2. The shafting transverse vibration high-force inertial electromagnetic active control device according to claim 1, wherein said spring radial mount (12) has a circular groove shape, said main rod (6) passing through the center thereof; the compression spring (13) is sleeved on the main rod (6), and one end of the compression spring (13) is fixed on the spring radial fixing piece (12).

3. The shafting transverse vibration large-force inertial type electromagnetic active control device according to claim 1, wherein said magnetizer (3) and the outer magnetically conductive wall (5) are made of electrically pure iron DT 4C.
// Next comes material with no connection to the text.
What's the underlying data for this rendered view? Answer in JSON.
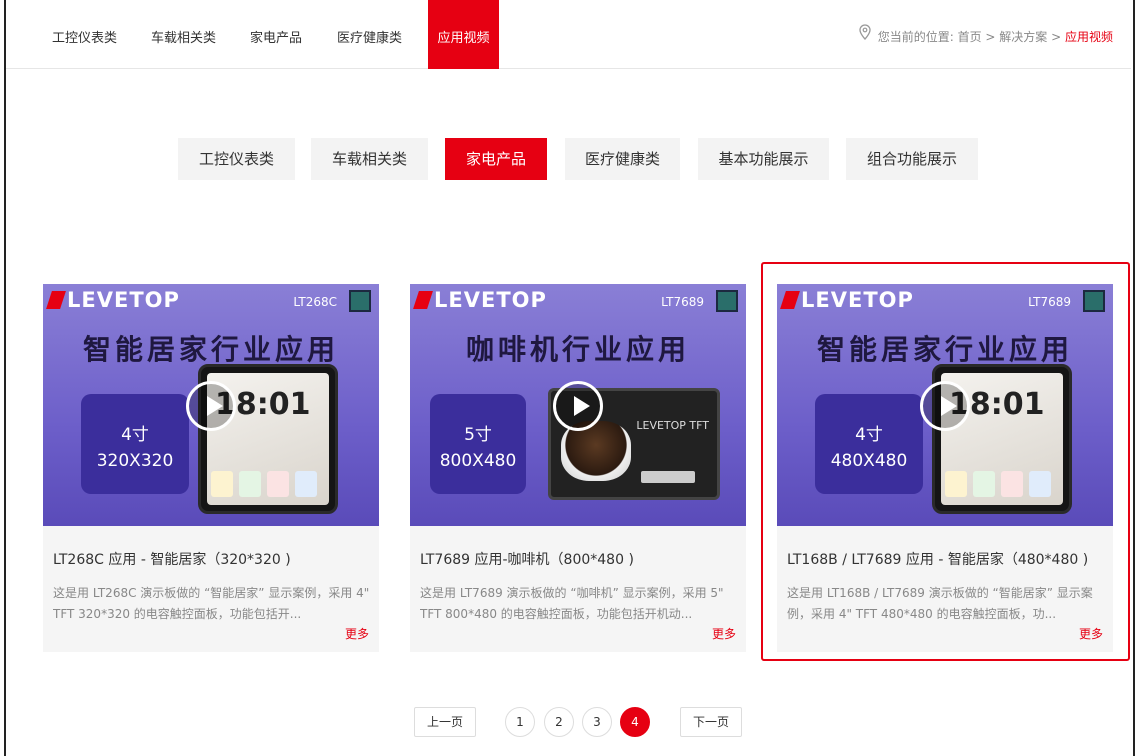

4. The shafting transverse vibration large-force inertial type electromagnetic active control device according to claim 1, wherein said permanent magnet (7) is made of neodymium iron boron rare earth permanent magnet material with the reference number N45M.

5. The shafting transverse vibration large-force inertial electromagnetic active control device according to claim 1, wherein said main rod (6) is made of high-strength alloy.

6. The shafting transverse vibration large-force inertial electromagnetic active control device according to claim 1, wherein the stiffness of said compression spring (13) is 27N/mm.